Founding on a physical transformation process described by a
Fredholm integral equation of the first kind, we first recall the
main difficulties appearing in linear inverse problems in the
continuous case as well as in the discrete case. We describe several
situations corresponding to various properties of the kernel of the
integral equation.
The need to take into account the properties of the solution not
contained in the model is then put in evidence. This leads to the
regularization principles for which the classical point of view as
well as the Bayesian interpretation are briefly reminded.

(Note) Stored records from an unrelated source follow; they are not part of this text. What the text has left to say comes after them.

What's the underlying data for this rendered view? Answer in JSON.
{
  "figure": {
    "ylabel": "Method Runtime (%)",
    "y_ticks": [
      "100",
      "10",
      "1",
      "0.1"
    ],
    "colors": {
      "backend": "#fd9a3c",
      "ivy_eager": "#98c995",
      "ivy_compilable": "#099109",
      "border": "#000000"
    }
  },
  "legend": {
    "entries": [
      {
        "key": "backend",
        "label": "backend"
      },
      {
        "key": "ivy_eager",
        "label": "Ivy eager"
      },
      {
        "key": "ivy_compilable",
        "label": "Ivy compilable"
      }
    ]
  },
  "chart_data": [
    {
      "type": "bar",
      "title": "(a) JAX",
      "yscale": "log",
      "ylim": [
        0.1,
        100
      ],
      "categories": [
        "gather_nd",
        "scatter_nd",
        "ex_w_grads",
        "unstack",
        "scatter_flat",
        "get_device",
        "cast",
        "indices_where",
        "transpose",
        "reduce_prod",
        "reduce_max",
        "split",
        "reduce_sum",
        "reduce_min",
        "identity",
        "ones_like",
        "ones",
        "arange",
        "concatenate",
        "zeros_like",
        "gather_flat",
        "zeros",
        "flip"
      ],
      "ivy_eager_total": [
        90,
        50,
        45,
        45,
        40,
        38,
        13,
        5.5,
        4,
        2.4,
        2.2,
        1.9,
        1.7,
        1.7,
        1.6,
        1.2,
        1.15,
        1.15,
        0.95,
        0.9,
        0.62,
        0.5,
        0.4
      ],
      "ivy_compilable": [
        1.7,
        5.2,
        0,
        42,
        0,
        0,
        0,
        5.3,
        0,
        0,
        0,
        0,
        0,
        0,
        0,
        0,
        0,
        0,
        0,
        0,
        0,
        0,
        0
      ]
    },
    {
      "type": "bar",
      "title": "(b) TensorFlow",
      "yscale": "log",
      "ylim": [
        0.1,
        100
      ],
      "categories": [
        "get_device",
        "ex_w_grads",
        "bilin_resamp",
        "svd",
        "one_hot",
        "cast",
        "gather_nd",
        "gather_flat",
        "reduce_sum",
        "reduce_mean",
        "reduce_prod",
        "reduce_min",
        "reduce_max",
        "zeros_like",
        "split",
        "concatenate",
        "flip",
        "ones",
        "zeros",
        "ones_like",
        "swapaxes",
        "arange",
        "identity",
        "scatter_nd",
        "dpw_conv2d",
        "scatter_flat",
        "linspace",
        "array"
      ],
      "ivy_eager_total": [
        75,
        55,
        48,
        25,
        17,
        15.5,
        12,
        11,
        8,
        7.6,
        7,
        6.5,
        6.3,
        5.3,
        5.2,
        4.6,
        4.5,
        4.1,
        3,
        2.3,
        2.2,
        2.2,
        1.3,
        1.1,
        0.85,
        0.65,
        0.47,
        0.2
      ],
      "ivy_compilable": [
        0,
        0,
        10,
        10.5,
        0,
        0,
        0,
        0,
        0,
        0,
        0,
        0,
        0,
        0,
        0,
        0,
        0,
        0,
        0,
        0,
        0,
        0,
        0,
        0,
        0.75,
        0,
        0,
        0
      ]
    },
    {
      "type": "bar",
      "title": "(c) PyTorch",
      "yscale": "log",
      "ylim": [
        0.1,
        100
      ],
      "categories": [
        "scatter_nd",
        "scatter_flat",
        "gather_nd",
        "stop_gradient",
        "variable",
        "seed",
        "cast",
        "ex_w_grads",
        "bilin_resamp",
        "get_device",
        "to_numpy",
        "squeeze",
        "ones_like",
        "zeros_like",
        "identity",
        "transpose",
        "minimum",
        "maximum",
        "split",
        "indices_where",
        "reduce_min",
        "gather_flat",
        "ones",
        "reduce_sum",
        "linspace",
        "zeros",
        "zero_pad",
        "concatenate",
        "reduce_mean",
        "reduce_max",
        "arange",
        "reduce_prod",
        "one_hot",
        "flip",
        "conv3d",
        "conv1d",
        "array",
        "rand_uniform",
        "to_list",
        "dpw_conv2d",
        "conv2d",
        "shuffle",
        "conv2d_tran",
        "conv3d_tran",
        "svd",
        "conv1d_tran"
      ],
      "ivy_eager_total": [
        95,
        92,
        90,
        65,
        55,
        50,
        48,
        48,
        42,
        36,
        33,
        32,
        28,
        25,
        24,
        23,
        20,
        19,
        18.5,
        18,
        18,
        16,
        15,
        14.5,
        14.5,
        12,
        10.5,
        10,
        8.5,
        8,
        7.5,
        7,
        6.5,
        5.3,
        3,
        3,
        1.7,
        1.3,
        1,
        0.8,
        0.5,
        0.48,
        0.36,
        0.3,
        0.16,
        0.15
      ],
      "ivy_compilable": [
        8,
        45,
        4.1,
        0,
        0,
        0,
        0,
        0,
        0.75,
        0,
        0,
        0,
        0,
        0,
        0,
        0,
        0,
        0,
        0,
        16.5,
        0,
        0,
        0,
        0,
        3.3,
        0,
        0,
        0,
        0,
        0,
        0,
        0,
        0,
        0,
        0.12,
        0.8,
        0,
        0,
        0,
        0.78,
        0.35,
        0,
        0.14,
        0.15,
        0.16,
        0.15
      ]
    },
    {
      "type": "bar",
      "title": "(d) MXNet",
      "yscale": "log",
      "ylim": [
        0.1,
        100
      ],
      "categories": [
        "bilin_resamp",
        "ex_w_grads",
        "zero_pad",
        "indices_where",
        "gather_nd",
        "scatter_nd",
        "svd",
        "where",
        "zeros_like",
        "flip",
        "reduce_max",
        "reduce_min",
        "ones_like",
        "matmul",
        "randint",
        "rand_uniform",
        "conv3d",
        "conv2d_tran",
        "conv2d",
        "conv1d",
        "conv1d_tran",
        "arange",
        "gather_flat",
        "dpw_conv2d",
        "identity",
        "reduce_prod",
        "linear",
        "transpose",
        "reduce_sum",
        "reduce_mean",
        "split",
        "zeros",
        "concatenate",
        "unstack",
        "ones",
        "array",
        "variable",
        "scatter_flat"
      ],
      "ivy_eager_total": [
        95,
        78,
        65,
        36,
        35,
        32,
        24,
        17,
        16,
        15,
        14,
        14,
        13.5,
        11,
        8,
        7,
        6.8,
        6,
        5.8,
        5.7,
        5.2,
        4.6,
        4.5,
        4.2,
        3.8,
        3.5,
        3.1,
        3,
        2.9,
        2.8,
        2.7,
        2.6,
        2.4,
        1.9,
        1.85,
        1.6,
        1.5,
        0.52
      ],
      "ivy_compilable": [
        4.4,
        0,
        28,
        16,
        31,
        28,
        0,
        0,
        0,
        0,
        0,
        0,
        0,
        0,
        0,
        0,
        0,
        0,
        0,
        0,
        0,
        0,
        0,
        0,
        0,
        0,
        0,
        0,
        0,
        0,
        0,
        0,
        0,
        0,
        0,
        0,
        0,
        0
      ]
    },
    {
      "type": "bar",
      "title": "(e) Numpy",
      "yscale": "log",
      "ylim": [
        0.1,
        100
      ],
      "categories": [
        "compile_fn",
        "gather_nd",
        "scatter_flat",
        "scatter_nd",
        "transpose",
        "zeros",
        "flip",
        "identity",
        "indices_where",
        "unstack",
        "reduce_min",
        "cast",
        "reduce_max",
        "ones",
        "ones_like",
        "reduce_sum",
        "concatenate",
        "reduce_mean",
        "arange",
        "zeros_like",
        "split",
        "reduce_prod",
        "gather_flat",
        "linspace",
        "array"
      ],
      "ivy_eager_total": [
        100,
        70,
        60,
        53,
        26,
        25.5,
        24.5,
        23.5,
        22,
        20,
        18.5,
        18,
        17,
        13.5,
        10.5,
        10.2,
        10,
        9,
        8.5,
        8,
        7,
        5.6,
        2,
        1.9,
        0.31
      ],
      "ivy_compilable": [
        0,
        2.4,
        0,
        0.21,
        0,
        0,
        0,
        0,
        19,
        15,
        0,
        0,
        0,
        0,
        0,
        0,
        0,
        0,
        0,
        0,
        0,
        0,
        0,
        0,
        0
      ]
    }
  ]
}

We then focus on the problem of deconvolution specially applied to
astronomical images. A complete model of image formation is
described in Section 4, and a general method allowing to derive
image restoration algorithms, the Split Gradient Method (SGM), is detailed
in Section 5.
We show in Section 6, that when this method is applied to the
likelihood maximization problems with positivity constraint, the
ISRA algorithm can be recovered in the case of the pure Gaussian
additive noise case, while in the case of pure Poisson noise, the
well known EM, Richardson-Lucy algorithm is easily obtained. The
method is then applied to the more realistic situation typical of
CCD detectors: Poisson photo-conversion noise plus Gaussian readout
noise, and to a new particular situation corresponding to data
acquired with Low Light Level CCD. Some numerical results are
exhibited in Section 7 for these two last cases. Finally, we show
how all these algorithms can be regularized in the context of the
SGM and we give a general conclusion.